Convergence of the QuickVal Residual

QuickSelect (aka Find), introduced by Hoare (1961), is a randomized algorithm for selecting a specified order statistic from an input sequence of $n$ objects, or rather their identifying labels usually known as keys. The keys can be numeric or symbol strings, or indeed any labels drawn from a given linearly ordered set. We discuss various ways in which the cost of comparing two keys can be measured, and we can measure the efficiency of the algorithm by the total cost of such comparisons. We define and discuss a closely related algorithm known as QuickVal and a natural probabilistic model for the input to this algorithm; QuickVal searches (almost surely unsuccessfully) for a specified population quantile $\alpha \in [0, 1]$ in an input sample of size $n$. Call the total cost of comparisons for this algorithm $S_n$. We discuss a natural way to define the random variables $S_1, S_2, \ldots$ on a common probability space. For a general class of cost functions, Fill and Nakama (2013) proved under mild assumptions that the scaled cost $S_n / n$ of QuickVal converges in $L^p$ and almost surely to a limit random variable $S$. For a general cost function, we consider what we term the QuickVal residual: \[ R_n := \frac{S_n}n - S. \] The residual is of natural interest, especially in light of the previous analogous work on the sorting algorithm QuickSort. In the case $\alpha = 0$ of QuickMin with unit cost per key-comparison, we are able to calculate -- \`a la Bindjeme and Fill (2012) for QuickSort -- the exact (and asymptotic) $L^2$-norm of the residual. We take the result as motivation for the scaling factor $\sqrt{n}$ for the QuickVal residual for general population quantiles and for general cost. We then prove in general (under mild conditions on the cost function) that $\sqrt{n}\,R_n$ converges in law to a scale-mixture of centered Gaussians, and we also prove convergence of moments.

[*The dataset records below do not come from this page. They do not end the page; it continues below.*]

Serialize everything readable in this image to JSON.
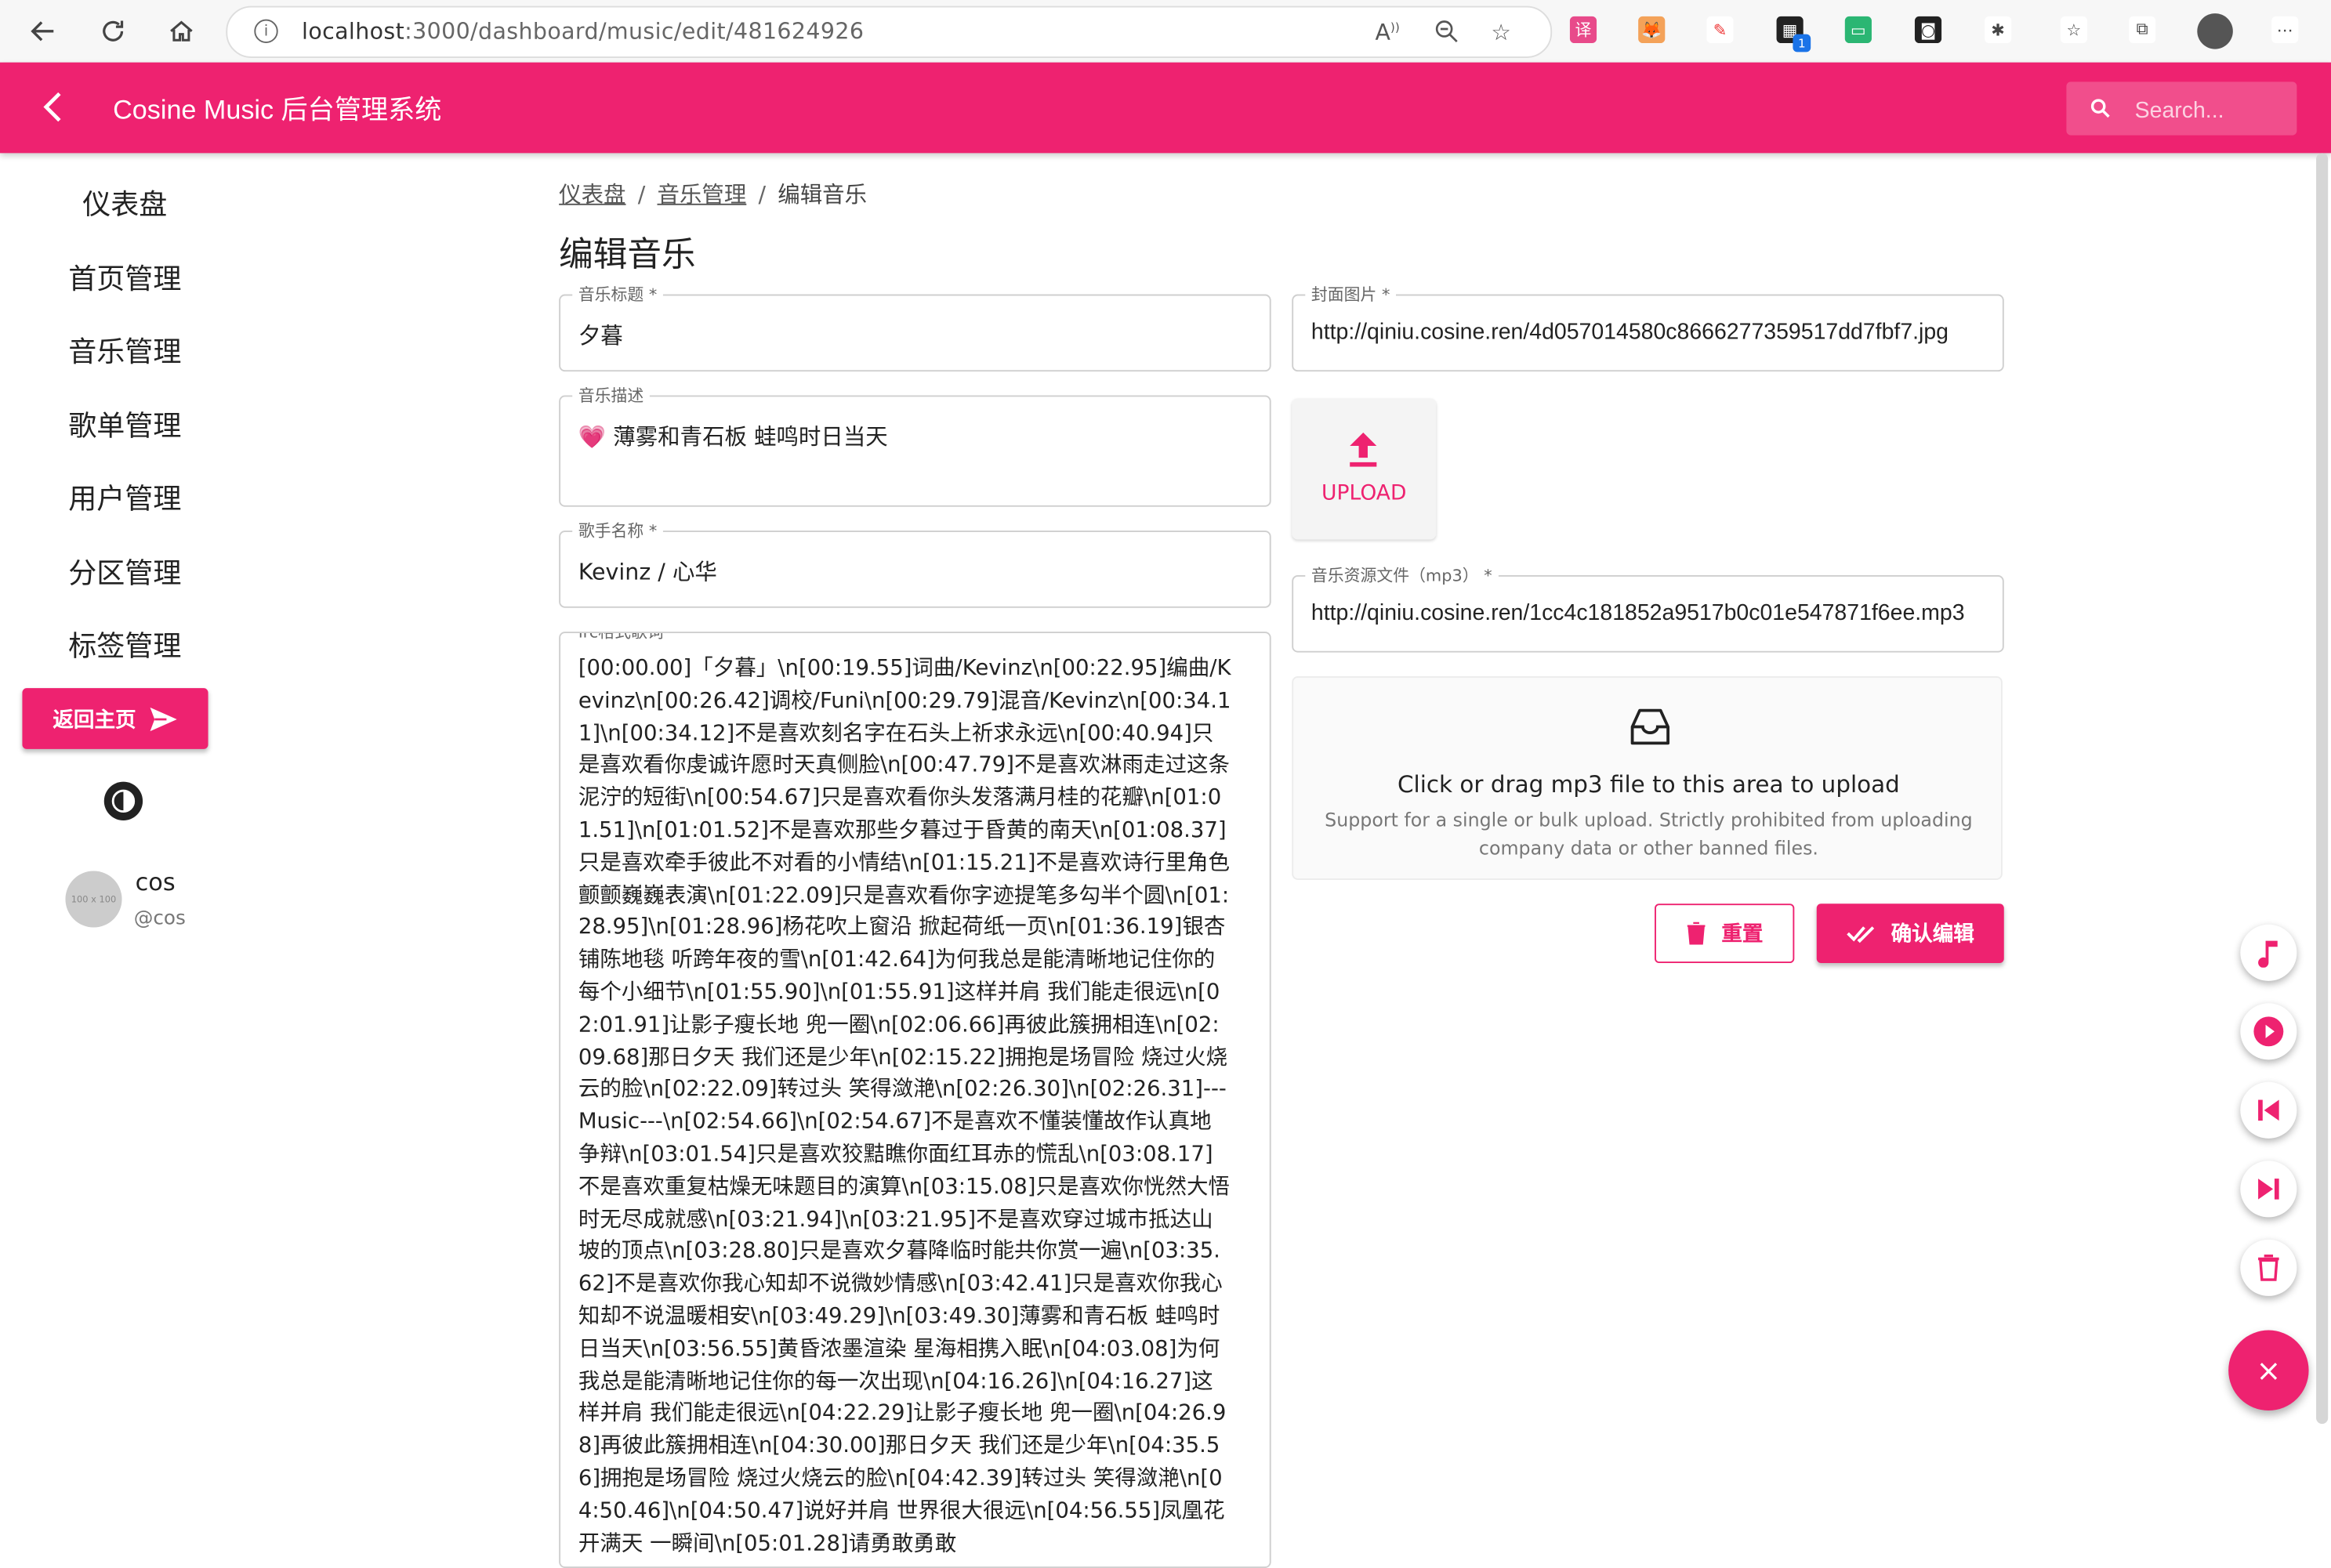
{
  "browser": {
    "url_host": "localhost",
    "url_path": ":3000/dashboard/music/edit/481624926",
    "ext_badge": "1"
  },
  "header": {
    "title": "Cosine Music 后台管理系统",
    "search_placeholder": "Search..."
  },
  "sidebar": {
    "items": [
      {
        "label": "仪表盘"
      },
      {
        "label": "首页管理"
      },
      {
        "label": "音乐管理"
      },
      {
        "label": "歌单管理"
      },
      {
        "label": "用户管理"
      },
      {
        "label": "分区管理"
      },
      {
        "label": "标签管理"
      }
    ],
    "home_button": "返回主页",
    "avatar_text": "100 x 100",
    "user_name": "cos",
    "user_handle": "@cos"
  },
  "breadcrumb": {
    "items": [
      "仪表盘",
      "音乐管理",
      "编辑音乐"
    ],
    "separator": "/"
  },
  "page_title": "编辑音乐",
  "form": {
    "title_label": "音乐标题 *",
    "title_value": "夕暮",
    "desc_label": "音乐描述",
    "desc_value": "💗 薄雾和青石板 蛙鸣时日当天",
    "singer_label": "歌手名称 *",
    "singer_value": "Kevinz / 心华",
    "lrc_label": "lrc格式歌词",
    "lrc_value": "[00:00.00]「夕暮」\\n[00:19.55]词曲/Kevinz\\n[00:22.95]编曲/Kevinz\\n[00:26.42]调校/Funi\\n[00:29.79]混音/Kevinz\\n[00:34.11]\\n[00:34.12]不是喜欢刻名字在石头上祈求永远\\n[00:40.94]只是喜欢看你虔诚许愿时天真侧脸\\n[00:47.79]不是喜欢淋雨走过这条泥泞的短街\\n[00:54.67]只是喜欢看你头发落满月桂的花瓣\\n[01:01.51]\\n[01:01.52]不是喜欢那些夕暮过于昏黄的南天\\n[01:08.37]只是喜欢牵手彼此不对看的小情结\\n[01:15.21]不是喜欢诗行里角色颤颤巍巍表演\\n[01:22.09]只是喜欢看你字迹提笔多勾半个圆\\n[01:28.95]\\n[01:28.96]杨花吹上窗沿 掀起荷纸一页\\n[01:36.19]银杏铺陈地毯 听跨年夜的雪\\n[01:42.64]为何我总是能清晰地记住你的每个小细节\\n[01:55.90]\\n[01:55.91]这样并肩 我们能走很远\\n[02:01.91]让影子瘦长地 兜一圈\\n[02:06.66]再彼此簇拥相连\\n[02:09.68]那日夕天 我们还是少年\\n[02:15.22]拥抱是场冒险 烧过火烧云的脸\\n[02:22.09]转过头 笑得潋滟\\n[02:26.30]\\n[02:26.31]---Music---\\n[02:54.66]\\n[02:54.67]不是喜欢不懂装懂故作认真地争辩\\n[03:01.54]只是喜欢狡黠瞧你面红耳赤的慌乱\\n[03:08.17]不是喜欢重复枯燥无味题目的演算\\n[03:15.08]只是喜欢你恍然大悟时无尽成就感\\n[03:21.94]\\n[03:21.95]不是喜欢穿过城市抵达山坡的顶点\\n[03:28.80]只是喜欢夕暮降临时能共你赏一遍\\n[03:35.62]不是喜欢你我心知却不说微妙情感\\n[03:42.41]只是喜欢你我心知却不说温暖相安\\n[03:49.29]\\n[03:49.30]薄雾和青石板 蛙鸣时日当天\\n[03:56.55]黄昏浓墨渲染 星海相携入眠\\n[04:03.08]为何我总是能清晰地记住你的每一次出现\\n[04:16.26]\\n[04:16.27]这样并肩 我们能走很远\\n[04:22.29]让影子瘦长地 兜一圈\\n[04:26.98]再彼此簇拥相连\\n[04:30.00]那日夕天 我们还是少年\\n[04:35.56]拥抱是场冒险 烧过火烧云的脸\\n[04:42.39]转过头 笑得潋滟\\n[04:50.46]\\n[04:50.47]说好并肩 世界很大很远\\n[04:56.55]凤凰花开满天 一瞬间\\n[05:01.28]请勇敢勇敢",
    "cover_label": "封面图片 *",
    "cover_value": "http://qiniu.cosine.ren/4d057014580c8666277359517dd7fbf7.jpg",
    "upload_label": "UPLOAD",
    "mp3_label": "音乐资源文件（mp3） *",
    "mp3_value": "http://qiniu.cosine.ren/1cc4c181852a9517b0c01e547871f6ee.mp3",
    "drop_title": "Click or drag mp3 file to this area to upload",
    "drop_hint": "Support for a single or bulk upload. Strictly prohibited from uploading company data or other banned files.",
    "reset_label": "重置",
    "confirm_label": "确认编辑"
  },
  "fab": {
    "icons": [
      "music-note-icon",
      "play-icon",
      "skip-previous-icon",
      "skip-next-icon",
      "delete-icon"
    ],
    "close_glyph": "×"
  },
  "colors": {
    "accent": "#ee2270"
  }
}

翻译：QuickSelect（又称Find）由Hoare（1961）提出，是一种用于从包含$n$个对象的输入序列（或其通常称为键的标识标签）中选取指定顺序统计量的随机化算法。这些键可以是数值、字符串，或任何来自给定线性有序集的标签。我们讨论了衡量两个键比较代价的多种方式，并可通过此类比较的总代价来度量算法的效率。我们定义并讨论了一种密切相关的算法QuickVal，以及该算法输入的自然概率模型；QuickVal在大小为$n$的输入样本中（几乎必然失败地）搜索指定的总体分位数$\alpha \in [0, 1]$。记该算法的比较总代价为$S_n$。我们讨论了一种在公共概率空间上定义随机变量序列$S_1, S_2, \ldots$的自然方法。针对一般代价函数类，Fill与Nakama（2013）在温和假设下证明了QuickVal的标准化代价$S_n / n$在$L^p$意义下且几乎必然收敛于极限随机变量$S$。对于一般代价函数，我们考虑称为QuickVal残差的量：\[ R_n := \frac{S_n}n - S. \] 该残差具有天然的研究价值，尤其是在先前关于排序算法QuickSort的类似工作背景下。在$\alpha = 0$的QuickMin情形（每次键比较代价为单位代价）中，我们能够——仿照Bindjeme与Fill（2012）对QuickSort的处理——精确计算（及渐近计算）残差的$L^2$范数。我们将此结果作为对一般总体分位数和一般代价情形下QuickVal残差缩放因子$\sqrt{n}$的动机依据。随后我们在一般条件下（在代价函数的温和假设下）证明$\sqrt{n}\,R_n$依分布收敛于中心高斯分布的尺度混合，并同时证明了矩收敛性。